Django, Drag Your Coffin

Recently I've gone on a Spaghetti Western adventure. There's something about the five o'clock shadows, the surreal camera angles, non-verbal heroes, and the blaring trumpet and jew's harp soundtracks that are so entrancing. Recently I'd come across the movie Django. I owned a copy of A Few Dollars for Django and Cjamango (billed as Django: Kreuze im blutigen Sand in my copy) already, and not having yet seen Tarantino's Django Unchained, I knew I wanted to check out the original. Django was released in 1965 following on the international success of Sergio Leonie's A Fist full of Dollars. Like it's predecessor, it was filmed in Spain and featured a mysterious stranger that wanders into town. This newcomer arrives with a seemingly secret agenda that ends with all the power brokers dead, some innocents saved and his objectives achieved. Django is a demobbed union soldier who arrives dragging a coffin. When asked who is in the coffin, he merely answers 'Django'. A man who carries his own coffin.
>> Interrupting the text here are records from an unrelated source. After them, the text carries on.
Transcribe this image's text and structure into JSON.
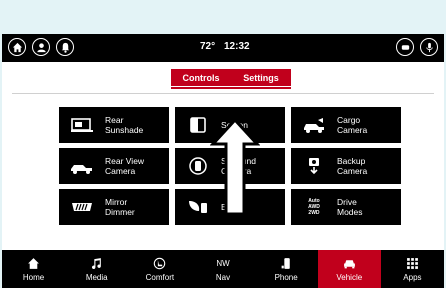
{
  "status": {
    "temperature": "72°",
    "time": "12:32"
  },
  "tabs": [
    {
      "label": "Controls"
    },
    {
      "label": "Settings"
    }
  ],
  "tiles": [
    {
      "label": "Rear\nSunshade",
      "icon": "sunshade-icon"
    },
    {
      "label": "Screen",
      "icon": "screen-off-icon"
    },
    {
      "label": "Cargo\nCamera",
      "icon": "cargo-camera-icon"
    },
    {
      "label": "Rear View\nCamera",
      "icon": "rear-camera-icon"
    },
    {
      "label": "Surround\nCamera",
      "icon": "surround-camera-icon"
    },
    {
      "label": "Backup\nCamera",
      "icon": "backup-camera-icon"
    },
    {
      "label": "Mirror\nDimmer",
      "icon": "mirror-dimmer-icon"
    },
    {
      "label": "Eco",
      "icon": "eco-icon"
    },
    {
      "label": "Drive\nModes",
      "icon": "drive-modes-icon",
      "icon_text": [
        "Auto",
        "AWD",
        "2WD"
      ]
    }
  ],
  "nav": [
    {
      "label": "Home",
      "icon": "home-icon"
    },
    {
      "label": "Media",
      "icon": "music-note-icon"
    },
    {
      "label": "Comfort",
      "icon": "seat-icon"
    },
    {
      "label": "Nav",
      "icon": "compass-icon",
      "icon_text": "NW"
    },
    {
      "label": "Phone",
      "icon": "phone-icon"
    },
    {
      "label": "Vehicle",
      "icon": "car-icon",
      "active": true
    },
    {
      "label": "Apps",
      "icon": "apps-grid-icon"
    }
  ],
  "colors": {
    "accent": "#c1001c",
    "background": "#000000",
    "panel": "#ffffff"
  }
}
This is a powerful image that leaves a strong impression on the viewer.

The reason I find this to be such a profound trope is that the older I get the more I realize that life is richer and more precious when we accept our mortality. Those of us in the first world live our lives in denial of our mortality. Where as our cousins in developing countries see each day of life as another victory against the ever present grave, we see death as a rude intruder that will one day wrongfully bring our life to an end. When their children survive into adulthood it is a blessing, when our children die young it is a crime against nature.  For them death is a part of life. For us death is something alien, a force that needs to be ignored until we can't escape it anymore.
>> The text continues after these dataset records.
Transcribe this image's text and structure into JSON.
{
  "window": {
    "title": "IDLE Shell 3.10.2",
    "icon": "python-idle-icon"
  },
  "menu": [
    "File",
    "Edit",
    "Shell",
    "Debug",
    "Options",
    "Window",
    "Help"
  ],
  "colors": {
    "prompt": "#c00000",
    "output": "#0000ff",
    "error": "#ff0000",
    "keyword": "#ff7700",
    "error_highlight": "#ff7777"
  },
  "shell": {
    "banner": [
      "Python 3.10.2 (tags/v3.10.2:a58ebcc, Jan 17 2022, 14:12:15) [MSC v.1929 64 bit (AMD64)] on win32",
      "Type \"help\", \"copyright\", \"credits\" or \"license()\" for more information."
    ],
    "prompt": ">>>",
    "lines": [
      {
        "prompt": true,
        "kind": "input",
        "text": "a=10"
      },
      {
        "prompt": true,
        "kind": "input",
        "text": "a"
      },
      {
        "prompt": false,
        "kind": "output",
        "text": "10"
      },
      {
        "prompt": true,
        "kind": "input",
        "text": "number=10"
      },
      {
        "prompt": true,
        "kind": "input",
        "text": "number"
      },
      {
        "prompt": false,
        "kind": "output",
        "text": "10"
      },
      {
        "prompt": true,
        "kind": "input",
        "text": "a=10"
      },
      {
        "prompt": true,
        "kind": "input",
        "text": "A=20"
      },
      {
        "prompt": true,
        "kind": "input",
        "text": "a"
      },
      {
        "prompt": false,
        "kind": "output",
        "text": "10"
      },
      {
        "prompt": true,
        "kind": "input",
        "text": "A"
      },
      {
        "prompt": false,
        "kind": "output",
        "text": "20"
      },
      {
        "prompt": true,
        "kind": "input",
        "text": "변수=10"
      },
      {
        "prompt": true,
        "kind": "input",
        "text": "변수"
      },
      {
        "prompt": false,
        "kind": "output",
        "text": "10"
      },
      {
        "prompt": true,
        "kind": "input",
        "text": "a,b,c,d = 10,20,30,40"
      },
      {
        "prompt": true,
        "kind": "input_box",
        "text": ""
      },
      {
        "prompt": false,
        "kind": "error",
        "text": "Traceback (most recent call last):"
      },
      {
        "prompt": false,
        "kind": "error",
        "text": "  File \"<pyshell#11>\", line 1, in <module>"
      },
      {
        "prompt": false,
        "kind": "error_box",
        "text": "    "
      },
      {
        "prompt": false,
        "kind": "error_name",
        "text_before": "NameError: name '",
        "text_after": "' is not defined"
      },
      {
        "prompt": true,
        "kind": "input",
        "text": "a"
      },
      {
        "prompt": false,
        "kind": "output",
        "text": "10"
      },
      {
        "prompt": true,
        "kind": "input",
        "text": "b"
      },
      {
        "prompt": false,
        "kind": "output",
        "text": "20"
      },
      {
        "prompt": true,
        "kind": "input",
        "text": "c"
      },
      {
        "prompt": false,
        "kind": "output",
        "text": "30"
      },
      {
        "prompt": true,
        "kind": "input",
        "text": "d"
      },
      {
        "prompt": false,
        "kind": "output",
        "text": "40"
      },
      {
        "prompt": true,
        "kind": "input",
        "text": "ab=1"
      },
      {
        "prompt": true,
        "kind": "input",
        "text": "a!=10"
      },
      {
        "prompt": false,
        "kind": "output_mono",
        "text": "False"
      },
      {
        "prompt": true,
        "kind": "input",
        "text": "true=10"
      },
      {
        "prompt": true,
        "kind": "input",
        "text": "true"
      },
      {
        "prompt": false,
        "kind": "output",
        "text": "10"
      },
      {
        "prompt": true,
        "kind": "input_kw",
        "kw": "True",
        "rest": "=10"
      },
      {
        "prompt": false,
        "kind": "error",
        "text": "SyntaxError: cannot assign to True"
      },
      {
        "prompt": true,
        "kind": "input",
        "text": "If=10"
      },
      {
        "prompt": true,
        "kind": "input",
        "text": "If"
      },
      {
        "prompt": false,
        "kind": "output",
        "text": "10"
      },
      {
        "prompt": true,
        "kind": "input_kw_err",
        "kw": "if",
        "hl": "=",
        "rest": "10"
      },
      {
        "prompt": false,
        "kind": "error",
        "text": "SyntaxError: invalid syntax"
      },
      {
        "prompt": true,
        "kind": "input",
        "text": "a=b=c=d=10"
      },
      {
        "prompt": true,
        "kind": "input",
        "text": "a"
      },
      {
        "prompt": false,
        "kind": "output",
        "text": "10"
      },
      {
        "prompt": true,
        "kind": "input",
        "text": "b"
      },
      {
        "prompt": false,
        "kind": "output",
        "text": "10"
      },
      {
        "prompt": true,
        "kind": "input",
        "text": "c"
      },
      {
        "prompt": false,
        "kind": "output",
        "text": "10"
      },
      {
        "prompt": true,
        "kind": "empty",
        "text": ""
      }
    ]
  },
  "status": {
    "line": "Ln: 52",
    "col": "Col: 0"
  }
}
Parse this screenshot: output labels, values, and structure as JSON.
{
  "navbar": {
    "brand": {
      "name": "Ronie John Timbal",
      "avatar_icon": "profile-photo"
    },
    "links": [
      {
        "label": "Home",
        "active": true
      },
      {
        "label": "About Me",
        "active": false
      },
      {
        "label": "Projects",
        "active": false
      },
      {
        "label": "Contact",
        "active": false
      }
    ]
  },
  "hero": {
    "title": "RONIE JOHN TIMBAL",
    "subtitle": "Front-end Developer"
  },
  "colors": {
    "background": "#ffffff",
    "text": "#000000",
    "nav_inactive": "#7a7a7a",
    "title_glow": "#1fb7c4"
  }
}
Sadly, when we deny our mortality we  can tend to lose sight of what's important. We begin to live under the illusion that we have all the time in the world. We can invest our time in things that are good and get caught up in the urgent, postponing the things that are important for another day. Sadly things die and we can find ourselves living in regret when we realize it's too late.

As a minister of religion there are many times when death has been part of my job. I've prayed with the dying, sat with the family as they've grieved and held the hand of a person as they've left this life. I've performed funerals and scattered ashes. I've come to realize that death is actually our daily companion and  I've had to work out the things that are truly important. People are more important than things, family is more important that work, what you can give is better than what you can gain. I imagine that when I'm on my death bed it will be the way I've loved the people in my life that will matter not the things I've amassed.
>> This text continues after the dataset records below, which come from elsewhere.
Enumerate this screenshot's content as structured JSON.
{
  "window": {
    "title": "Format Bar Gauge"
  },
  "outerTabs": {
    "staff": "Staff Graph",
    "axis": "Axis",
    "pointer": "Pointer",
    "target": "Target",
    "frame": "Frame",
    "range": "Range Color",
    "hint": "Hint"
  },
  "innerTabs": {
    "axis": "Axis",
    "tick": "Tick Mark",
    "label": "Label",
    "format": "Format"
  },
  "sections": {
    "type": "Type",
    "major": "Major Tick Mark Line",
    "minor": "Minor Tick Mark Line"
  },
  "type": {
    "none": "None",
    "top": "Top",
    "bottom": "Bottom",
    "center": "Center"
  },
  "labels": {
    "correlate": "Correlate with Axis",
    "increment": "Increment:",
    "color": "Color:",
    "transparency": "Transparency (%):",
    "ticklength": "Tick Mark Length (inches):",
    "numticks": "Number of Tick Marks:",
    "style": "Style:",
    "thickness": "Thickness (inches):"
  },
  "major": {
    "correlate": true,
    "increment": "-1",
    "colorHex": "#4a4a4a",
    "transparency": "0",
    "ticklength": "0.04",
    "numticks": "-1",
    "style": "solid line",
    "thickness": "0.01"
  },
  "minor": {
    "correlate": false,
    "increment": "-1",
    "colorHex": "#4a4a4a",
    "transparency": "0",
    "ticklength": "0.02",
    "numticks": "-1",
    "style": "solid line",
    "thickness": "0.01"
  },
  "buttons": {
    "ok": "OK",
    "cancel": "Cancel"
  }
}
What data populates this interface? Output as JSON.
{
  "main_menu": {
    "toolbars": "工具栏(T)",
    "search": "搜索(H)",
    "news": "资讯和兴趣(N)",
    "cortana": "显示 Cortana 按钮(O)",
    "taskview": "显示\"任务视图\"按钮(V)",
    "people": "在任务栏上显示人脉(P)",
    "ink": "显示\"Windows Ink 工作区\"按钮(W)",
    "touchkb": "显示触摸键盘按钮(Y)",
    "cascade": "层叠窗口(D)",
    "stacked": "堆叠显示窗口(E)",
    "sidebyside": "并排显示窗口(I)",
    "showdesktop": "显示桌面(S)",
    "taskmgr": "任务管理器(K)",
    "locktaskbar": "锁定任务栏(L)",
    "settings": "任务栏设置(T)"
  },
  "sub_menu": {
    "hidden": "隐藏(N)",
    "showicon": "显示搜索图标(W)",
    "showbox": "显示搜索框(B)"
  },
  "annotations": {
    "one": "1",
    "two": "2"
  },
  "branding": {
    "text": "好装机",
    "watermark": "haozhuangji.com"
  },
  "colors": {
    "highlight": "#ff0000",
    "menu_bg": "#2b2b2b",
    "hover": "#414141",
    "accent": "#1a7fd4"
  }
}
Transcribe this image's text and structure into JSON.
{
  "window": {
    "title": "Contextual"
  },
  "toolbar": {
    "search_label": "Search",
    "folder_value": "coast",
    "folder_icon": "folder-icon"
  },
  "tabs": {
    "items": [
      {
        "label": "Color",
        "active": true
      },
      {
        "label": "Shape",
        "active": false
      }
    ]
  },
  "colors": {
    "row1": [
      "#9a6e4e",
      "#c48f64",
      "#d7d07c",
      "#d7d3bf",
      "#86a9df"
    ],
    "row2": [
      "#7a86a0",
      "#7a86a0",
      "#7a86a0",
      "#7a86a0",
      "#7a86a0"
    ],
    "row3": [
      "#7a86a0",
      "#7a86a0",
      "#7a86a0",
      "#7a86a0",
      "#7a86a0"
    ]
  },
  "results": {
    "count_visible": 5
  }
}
An important fact of life is that death is our constant companion. Although we like to pretend that we are immortal, the time of our demise can come at anytime. Jesus of Nazareth said 'If anyone would come after me, he must deny himself and take up his cross and follow me. 35 For whoever wants to save his life will lose it, but whoever loses his life for me and for the gospel will save it (Mark 8: 34).' Jesus was under no illusion that the life worth living was one that embraced death. He encouraged all that would follow him and his vision to see that death was an ever present companion. In fact the way to life was to die to those things that seem to be important and invest in those things that truly are. Hanging on his own cross, I don't imagine Jesus regretted standing up for the outcasts of society and wishing he'd made more money in carpentry. He'd chosen wisely and his death and resurrection would change the course of history .

 Like Django we need to drag our coffin behind us everyday. Not a literal coffin but the constant awareness that life is short and that we need to make the most of the time we have. This means prioritising our dreams, choosing the best over the good, cherishing family and friends and enjoying the journey. Like Django, dragging our coffin behind us may be the secret to our success in life.